The evidence was taken upon such issues, and the lower court rendered judgment for the plaintiff for the
full amount of its claim, from which the defendants Andres H. Limgengco and Vicente Javier appeal and
assign this error among others: "the lower court erred in rendering judgment against appellants in the
sum of P9,940.95."

ISSUE: Whether or not the lower court erred in rendering judgment against appellants in the sum of
P9,940.95.

RULING: No. Appellants rely on clause 12 of the bill of lading, which is as follows: "It is expressly
understood that carrier shall not be liable for loss or damage from any cause or for any reason to an
amount exceeding three hundred pesos (P300) Philippine currency for any single package of silk or other
valuable cargo, nor for an amount exceeding one hundred pesos (P100) Philippine currency for any single
package of other cargo, unless the value and contents of such packages are correctly declared in this bill
of lading at the time of shipment and freight paid in accord with the actual measurement or weight of the
cargo shipped."

That condition is printed on the back of the bill of lading. In disposing of that question, the lower court
points out that the conditions in question "are not printed on the triplicate copies which were delivered
to the plaintiff," and that by reason thereof they "are not binding upon the plaintiff." The clause in
question provides that the carrier shall not be liable for loss or damage from any cause or for any reason
to an amount in excess of P300 "for any single package of silk or other valuable cargo."

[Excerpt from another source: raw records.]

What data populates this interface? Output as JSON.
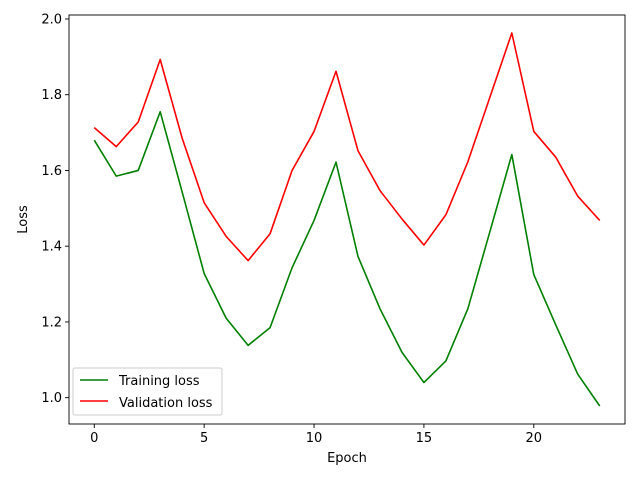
{
  "chart_data": {
    "type": "line",
    "title": "",
    "xlabel": "Epoch",
    "ylabel": "Loss",
    "xlim": [
      -1.15,
      24.15
    ],
    "ylim": [
      0.9305,
      2.0105
    ],
    "xticks": [
      0,
      5,
      10,
      15,
      20
    ],
    "yticks": [
      1.0,
      1.2,
      1.4,
      1.6,
      1.8,
      2.0
    ],
    "grid": false,
    "legend_position": "lower-left",
    "x": [
      0,
      1,
      2,
      3,
      4,
      5,
      6,
      7,
      8,
      9,
      10,
      11,
      12,
      13,
      14,
      15,
      16,
      17,
      18,
      19,
      20,
      21,
      22,
      23
    ],
    "series": [
      {
        "name": "Training loss",
        "color": "#008000",
        "values": [
          1.68,
          1.585,
          1.6,
          1.755,
          1.543,
          1.328,
          1.21,
          1.138,
          1.185,
          1.343,
          1.468,
          1.622,
          1.373,
          1.235,
          1.12,
          1.04,
          1.097,
          1.235,
          1.438,
          1.642,
          1.325,
          1.192,
          1.062,
          0.978
        ]
      },
      {
        "name": "Validation loss",
        "color": "#ff0000",
        "values": [
          1.713,
          1.663,
          1.728,
          1.893,
          1.685,
          1.515,
          1.426,
          1.362,
          1.433,
          1.6,
          1.703,
          1.862,
          1.652,
          1.547,
          1.472,
          1.403,
          1.483,
          1.623,
          1.793,
          1.963,
          1.703,
          1.635,
          1.532,
          1.468
        ]
      }
    ]
  }
}
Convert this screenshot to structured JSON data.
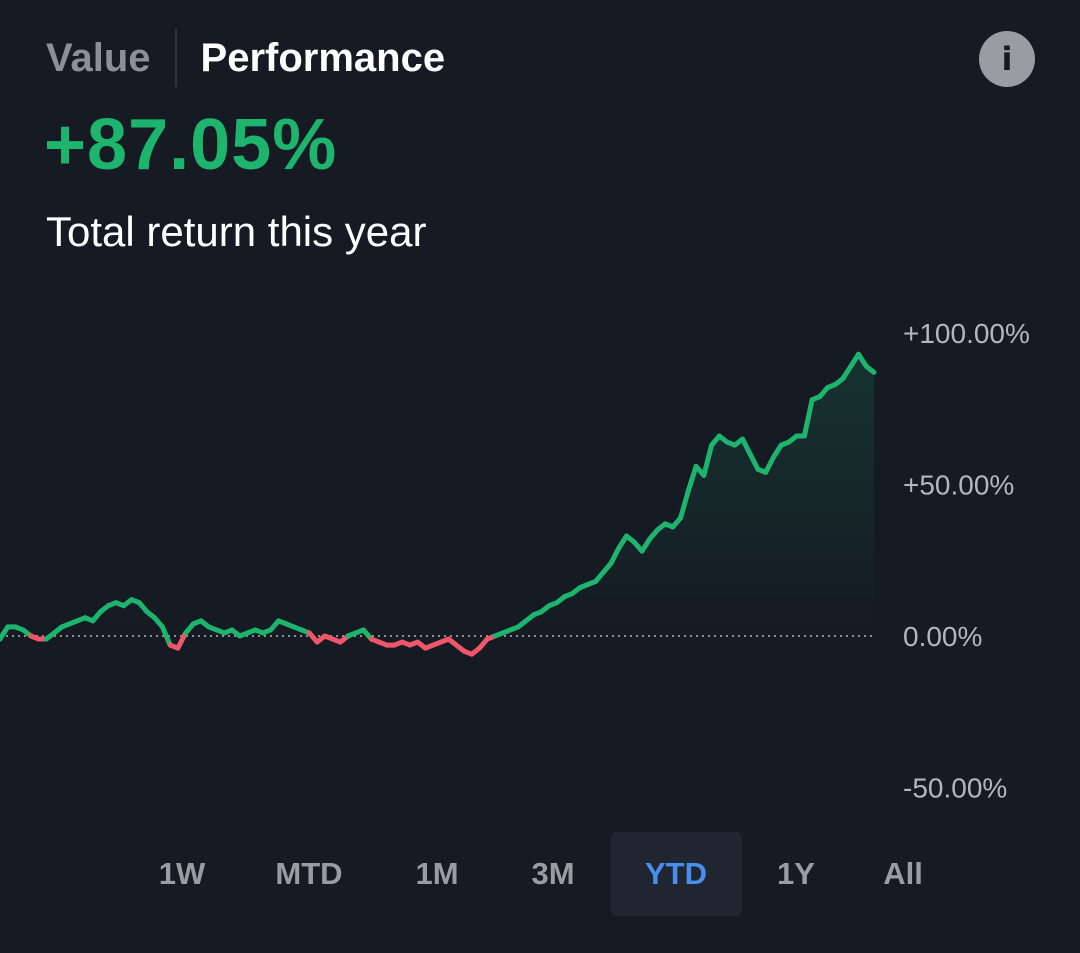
{
  "tabs": {
    "value_label": "Value",
    "performance_label": "Performance"
  },
  "info_label": "i",
  "headline": {
    "value": "+87.05%",
    "subtitle": "Total return this year"
  },
  "colors": {
    "positive": "#1db56e",
    "negative": "#f0566a",
    "accent": "#4a8ff0",
    "background": "#151a23"
  },
  "chart_data": {
    "type": "line",
    "title": "",
    "xlabel": "",
    "ylabel": "",
    "ylim": [
      -50,
      100
    ],
    "y_ticks": [
      100,
      50,
      0,
      -50
    ],
    "y_tick_labels": [
      "+100.00%",
      "+50.00%",
      "0.00%",
      "-50.00%"
    ],
    "baseline": 0,
    "grid": false,
    "series": [
      {
        "values": [
          -1,
          3,
          3,
          2,
          0,
          -1,
          -1,
          1,
          3,
          4,
          5,
          6,
          5,
          8,
          10,
          11,
          10,
          12,
          11,
          8,
          6,
          3,
          -3,
          -4,
          1,
          4,
          5,
          3,
          2,
          1,
          2,
          0,
          1,
          2,
          1,
          2,
          5,
          4,
          3,
          2,
          1,
          -2,
          0,
          -1,
          -2,
          0,
          1,
          2,
          -1,
          -2,
          -3,
          -3,
          -2,
          -3,
          -2,
          -4,
          -3,
          -2,
          -1,
          -3,
          -5,
          -6,
          -4,
          -1,
          0,
          1,
          2,
          3,
          5,
          7,
          8,
          10,
          11,
          13,
          14,
          16,
          17,
          18,
          21,
          24,
          29,
          33,
          31,
          28,
          32,
          35,
          37,
          36,
          39,
          48,
          56,
          53,
          63,
          66,
          64,
          63,
          65,
          60,
          55,
          54,
          59,
          63,
          64,
          66,
          66,
          78,
          79,
          82,
          83,
          85,
          89,
          93,
          89,
          87
        ]
      }
    ]
  },
  "ranges": [
    "1W",
    "MTD",
    "1M",
    "3M",
    "YTD",
    "1Y",
    "All"
  ],
  "active_range": "YTD"
}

The ship in question was a common carrier and, as such, must have been operated as a public utility. It is
a matter of common knowledge that large quantities of silk are imported in the Philippine Islands, and
that after being imported, they are sold by the merchants in Manila and other large seaports, and then
shipped to different points and places in the Islands. Hence, there is nothing unusual about the shipment
of silk. In truth and in fact, it is a matter of usual and ordinary business. There was no fraud or concealment
in the shipment in question. Clause 12 above quoted places a limit of P300 "for any single package of silk."
The evidence shows that 164 "cases" were shipped, and that the value of each case was very near P2,500.
In this situation, the limit of defendants' liability for each case of silk "for loss or damage from any cause
or for any reason" would put it in the power of the defendants to have taken the whole cargo of 164 cases
of silk at a valuation of P300 for each case, or less than one-eighth of its actual value. If that rule of law
should be sustained, no silk would ever be shipped from one island to another in the Philippines. Such a
limitation of value is unconscionable and void as against public policy.